Determined to control the lies I worked diligently in my spare time. My chief preoccupation was travel; the places people visit, holiday destinations. I professed to have been everywhere or at least wherever my colleagues mentioned. The places where they had already been or intended and planned to go. I offered advice and suggested itineraries, even restaurants, painstakingly unearthing the tiniest detail to ensure that my lies appeared authentic and were infallible.

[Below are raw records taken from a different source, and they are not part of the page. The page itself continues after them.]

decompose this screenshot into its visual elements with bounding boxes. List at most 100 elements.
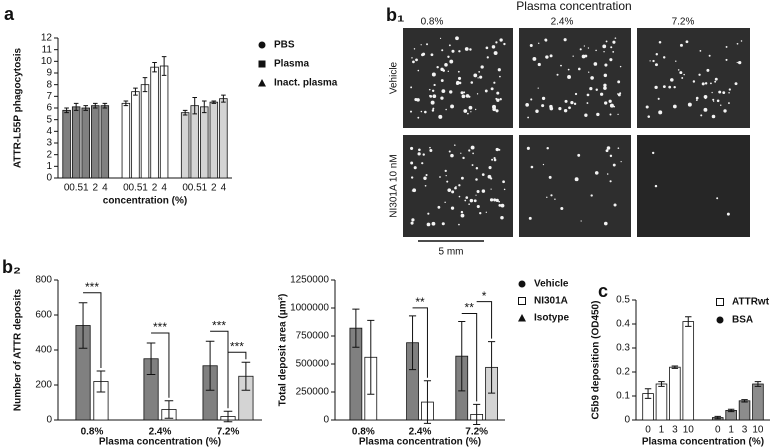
speckle xyxy=(493,51,498,56)
speckles xyxy=(410,36,743,227)
error-bar xyxy=(754,381,762,387)
speckle xyxy=(713,100,715,102)
x-tick-label: 10 xyxy=(683,425,695,436)
speckle xyxy=(458,195,461,198)
legend-label: PBS xyxy=(274,40,295,51)
speckle xyxy=(596,112,600,117)
error-bar xyxy=(473,403,481,425)
speckle xyxy=(503,42,506,46)
speckle xyxy=(471,164,474,166)
y-tick-label: 200 xyxy=(35,380,52,391)
speckle xyxy=(668,85,672,89)
y-tick-label: 12 xyxy=(41,33,53,44)
speckle xyxy=(496,98,500,102)
speckle xyxy=(594,171,599,175)
speckle xyxy=(445,108,447,111)
error-bar xyxy=(408,315,417,371)
speckle xyxy=(714,80,717,83)
speckle xyxy=(606,173,609,175)
speckle xyxy=(420,110,423,113)
legend-marker xyxy=(258,41,266,49)
speckle xyxy=(712,98,715,101)
speckle xyxy=(581,54,586,59)
speckle xyxy=(584,113,588,117)
error-bar xyxy=(741,399,748,403)
significance-label: *** xyxy=(153,320,167,334)
speckle xyxy=(681,77,684,79)
speckle xyxy=(479,75,483,79)
speckle xyxy=(448,44,451,47)
x-tick-label: 2 xyxy=(152,183,158,194)
error-bar xyxy=(727,408,735,413)
speckle xyxy=(593,62,598,66)
bar xyxy=(200,106,209,179)
speckle xyxy=(704,82,708,85)
y-tick-label: 250000 xyxy=(296,387,330,398)
speckle xyxy=(542,163,545,166)
speckle xyxy=(470,111,472,113)
speckle xyxy=(736,61,738,64)
legend-label: ATTRwt xyxy=(732,297,770,308)
speckle xyxy=(657,97,660,100)
speckle xyxy=(526,146,530,150)
speckle xyxy=(583,45,586,47)
column-label: 0.8% xyxy=(421,17,444,28)
speckle xyxy=(586,93,590,97)
row-label: NI301A 10 nM xyxy=(389,154,400,217)
speckle xyxy=(685,40,689,44)
legend-label: NI301A xyxy=(534,296,568,307)
error-bar xyxy=(102,102,108,109)
bar xyxy=(150,66,159,179)
speckle xyxy=(432,94,437,99)
speckle xyxy=(498,200,501,203)
bar xyxy=(159,65,169,179)
error-bar xyxy=(685,316,692,327)
x-tick-label: 0 xyxy=(645,425,651,436)
speckle xyxy=(491,158,494,161)
speckle xyxy=(728,91,730,94)
speckle xyxy=(473,73,478,78)
error-bar xyxy=(164,400,174,419)
speckle xyxy=(463,91,466,94)
speckle xyxy=(460,210,464,214)
speckle xyxy=(458,223,460,226)
y-tick-label: 5 xyxy=(46,114,52,125)
significance-label: ** xyxy=(465,301,475,315)
speckle xyxy=(451,190,455,194)
significance-label: *** xyxy=(230,339,244,353)
speckle xyxy=(619,65,622,68)
speckle xyxy=(493,157,496,160)
panel-label: b₁ xyxy=(386,5,404,25)
speckle xyxy=(605,40,608,43)
x-tick-label: 10 xyxy=(752,425,764,436)
speckle xyxy=(437,205,441,209)
speckle xyxy=(475,167,479,170)
speckle xyxy=(491,45,496,49)
speckle xyxy=(458,50,461,53)
speckle xyxy=(430,100,435,105)
speckle xyxy=(444,169,447,173)
speckle xyxy=(470,145,475,150)
error-bar xyxy=(458,320,466,392)
speckle xyxy=(441,49,444,52)
speckle xyxy=(469,198,474,203)
speckle xyxy=(480,65,484,69)
speckle xyxy=(679,71,683,75)
speckle xyxy=(695,96,699,100)
speckle xyxy=(645,105,649,109)
micrograph xyxy=(637,28,750,128)
speckle xyxy=(545,55,549,59)
speckle xyxy=(460,152,462,154)
speckle xyxy=(728,88,731,91)
speckle xyxy=(477,77,479,79)
speckle xyxy=(492,104,497,109)
speckle xyxy=(588,71,590,73)
speckle xyxy=(658,40,662,44)
speckle xyxy=(429,148,433,152)
speckle xyxy=(411,57,413,59)
speckle xyxy=(460,213,465,218)
y-axis-label: Number of ATTR deposits xyxy=(13,288,24,411)
speckle xyxy=(670,78,674,82)
speckle xyxy=(438,114,443,119)
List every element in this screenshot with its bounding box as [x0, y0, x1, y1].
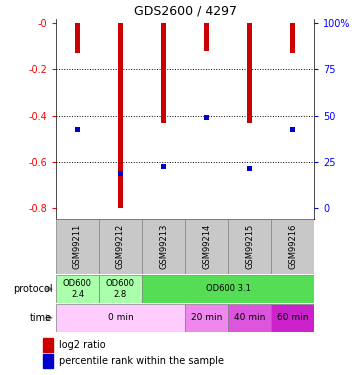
- Bar: [142, 275, 314, 303]
- Bar: [142, 219, 185, 274]
- Text: GSM99212: GSM99212: [116, 224, 125, 269]
- Text: GSM99215: GSM99215: [245, 224, 254, 269]
- Text: protocol: protocol: [13, 284, 52, 294]
- Bar: [290, 23, 295, 53]
- Bar: [161, 164, 166, 169]
- Bar: [56, 304, 185, 332]
- Text: time: time: [30, 313, 52, 323]
- Bar: [228, 219, 271, 274]
- Text: GSM99213: GSM99213: [159, 224, 168, 269]
- Bar: [118, 23, 123, 208]
- Text: GSM99216: GSM99216: [288, 224, 297, 269]
- Bar: [118, 171, 123, 176]
- Bar: [204, 116, 209, 120]
- Bar: [43, 338, 53, 352]
- Bar: [56, 219, 99, 274]
- Bar: [161, 23, 166, 123]
- Text: GSM99214: GSM99214: [202, 224, 211, 269]
- Bar: [43, 354, 53, 368]
- Bar: [75, 127, 80, 132]
- Text: GSM99211: GSM99211: [73, 224, 82, 269]
- Bar: [99, 219, 142, 274]
- Bar: [271, 219, 314, 274]
- Text: 60 min: 60 min: [277, 314, 308, 322]
- Bar: [290, 127, 295, 132]
- Bar: [247, 166, 252, 171]
- Text: OD600
2.4: OD600 2.4: [63, 279, 92, 298]
- Bar: [99, 275, 142, 303]
- Text: OD600 3.1: OD600 3.1: [206, 284, 251, 293]
- Text: 40 min: 40 min: [234, 314, 265, 322]
- Bar: [271, 304, 314, 332]
- Bar: [75, 23, 80, 53]
- Text: 0 min: 0 min: [108, 314, 133, 322]
- Bar: [185, 304, 228, 332]
- Text: percentile rank within the sample: percentile rank within the sample: [58, 356, 223, 366]
- Bar: [185, 219, 228, 274]
- Bar: [247, 23, 252, 123]
- Bar: [56, 275, 99, 303]
- Bar: [204, 23, 209, 51]
- Text: 20 min: 20 min: [191, 314, 222, 322]
- Bar: [228, 304, 271, 332]
- Title: GDS2600 / 4297: GDS2600 / 4297: [134, 4, 236, 18]
- Text: log2 ratio: log2 ratio: [58, 340, 105, 350]
- Text: OD600
2.8: OD600 2.8: [106, 279, 135, 298]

When my colleagues returned, and having acted on my advice, they shared their experiences of a particular excursion, museum, art gallery I had recommended or simply commented on a local dish I had mentioned, it all seemed worthwhile and I would feel warm inside. I relished the elation and it was good. I was sharing, involving myself with others and how could that not be positive?

I am changing, beginning to look older but it is more than that. I first noticed this in the mornings whilst shaving. I struggled for an analogy, a way in which to define it. The best I could manage was watching a film and not recognising the actor but knowing I had seen him countless times before, although I did not fully realise this until midway through. I would lean in close and study my reflection until I became so tense my every muscle locked and I was unable to move. I was concerned that I was stretching the truth too much and too far and that I risked discovery. But I could not resist a new destination and I added constantly to my repertoire of the most frequently visited of places. I began to keep a ledger, a journal of sorts, a record of my bogus travels. I compiled a list of dates for each and every visit and their duration. This included nine months backpacking in Australia with a friend from university, plus four months on trains with a girlfriend, travelling across Europe. I have even allocated time slots and gathered information on places I have not yet had occasion to use. I read the guides and the literature and I scour the internet for photographs and anecdotes that I might use.

My determination and diligence is rewarded and the feedback from my colleagues continues. I have no reason to believe they suspect and yet each morning, in front of the mirror, I am forced to linger for longer and longer.